Movies no man should own



Dirty and I love movies. Our appreciation for the cinema began when our buddy Turtle showed us his dad's 16mm home movie of a Tijuana donkey show.

And since we're the manliest men you know, we've decided to post a list of movies no man should have in his DVD collection. If you have any of these on your shelf, you are no longer welcome to visit this site.


  • The Notebook
  • My Best Friend’s Wedding
  • Legally Blonde
  • Anything Sex in the City.
  • You’ve Got Mail
  • Anything with Hugh Grant.
  • Pretty Woman
  • Any movie where animals talk.
  • P.S. I Love You
  • Sleepless in Seattle
  • Any movie starring an adult Drew Barrymore.
  • Anything where characters spontaneously break out into song.
  • Any “period piece” that doesn’t contain strong violence.
  • Anything with Matthew McConaughey and some actress’s name above the title.
  • Anything with Sandra Bullock not co-starring Keanu Reeves and not named Speed.
  • Meet Joe Black
  • Anything starring Patrick Swayze where he doesn’t violently kill someone.
  • How Stella Got Her Groove Back
  • Anything with Kate Hudson not named Almost Famous.
  • 27 Dresses
  • Any movie where there premise revolves around dancing.
  • Anything starring Hilary Duff.
  • The Bridges of Madison County
  • Anything starring Bette Midler not named Drowning Mona.

  • Fried Green Tomatoes
  • Anything with Whoopie Goldberg.
  • Grease
  • Anything starring Pauly Shore.
  • Love Actually
  • Father of the Bride
  • Anything where Dane Cook is supposed to be funny.
  • Any season of Friends.
  • Titanic
  • Anything with subtitles not named Crouching Tiger, Hidden Dragon.
  • White Chicks
  • Any sequel not starring the original cast.
  • Mean Girls
  • Your wedding video.
  • Any Star Wars prequel.
  • Devil Wears Prada
  • Any movie where a formerly awesome comedian dresses in a fat suit and/or drag.
  • Clueless
  • Waiting to Exhale
  • Any movie starring J. Lo not named Out of Sight or U-Turn.
  • Girl, Interrupted
  • Any Wayans Brothers movie.
  • Any movie with Madonna.
  • A League of Their Own
  • Anything Harry Potter related.
  • The English Patient
  • Any movie with homoerotic undertones that doesn’t lead to chicks making out.
  • Steel Magnolias
  • Any movie starring Cher.
  • Thelma & Louise

3 comments:

Potatoe Fist on January 28, 2009 at 2:15 PM said...

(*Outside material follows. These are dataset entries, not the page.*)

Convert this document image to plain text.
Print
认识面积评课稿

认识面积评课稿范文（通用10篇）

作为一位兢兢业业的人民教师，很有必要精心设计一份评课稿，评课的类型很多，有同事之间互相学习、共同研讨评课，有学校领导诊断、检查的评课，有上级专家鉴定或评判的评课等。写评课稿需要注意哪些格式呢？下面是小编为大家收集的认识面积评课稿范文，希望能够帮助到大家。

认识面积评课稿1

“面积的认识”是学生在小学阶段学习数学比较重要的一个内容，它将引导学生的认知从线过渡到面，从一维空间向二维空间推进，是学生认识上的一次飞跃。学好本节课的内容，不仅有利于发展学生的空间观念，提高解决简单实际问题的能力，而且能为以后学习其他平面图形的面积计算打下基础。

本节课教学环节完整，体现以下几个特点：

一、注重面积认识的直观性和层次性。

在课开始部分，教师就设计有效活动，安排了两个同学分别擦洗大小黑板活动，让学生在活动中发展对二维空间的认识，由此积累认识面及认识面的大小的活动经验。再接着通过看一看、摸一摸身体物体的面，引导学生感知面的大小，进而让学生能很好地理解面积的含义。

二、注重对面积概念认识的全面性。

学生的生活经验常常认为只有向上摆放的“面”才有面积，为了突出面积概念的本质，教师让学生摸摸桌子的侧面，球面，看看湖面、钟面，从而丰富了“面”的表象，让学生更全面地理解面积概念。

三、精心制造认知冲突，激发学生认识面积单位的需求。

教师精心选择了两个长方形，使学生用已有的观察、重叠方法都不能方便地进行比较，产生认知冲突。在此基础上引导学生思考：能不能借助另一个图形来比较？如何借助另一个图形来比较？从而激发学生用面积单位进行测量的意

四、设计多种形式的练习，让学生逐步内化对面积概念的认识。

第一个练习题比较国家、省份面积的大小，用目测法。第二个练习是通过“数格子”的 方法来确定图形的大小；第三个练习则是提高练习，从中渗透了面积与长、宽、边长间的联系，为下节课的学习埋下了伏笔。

I'm ashamed that I can' think of anything to add to this rather complete list. Bravo.

Anonymous said...

everytime I see 'Love, Actually' I hate this world a little more.

Just a girl on February 13, 2009 at 10:56 AM said...

Very good except I disagree on the subtitle thing. Battle Royal? Infernal Affairs? Come on Asian hard-core action films kick ass!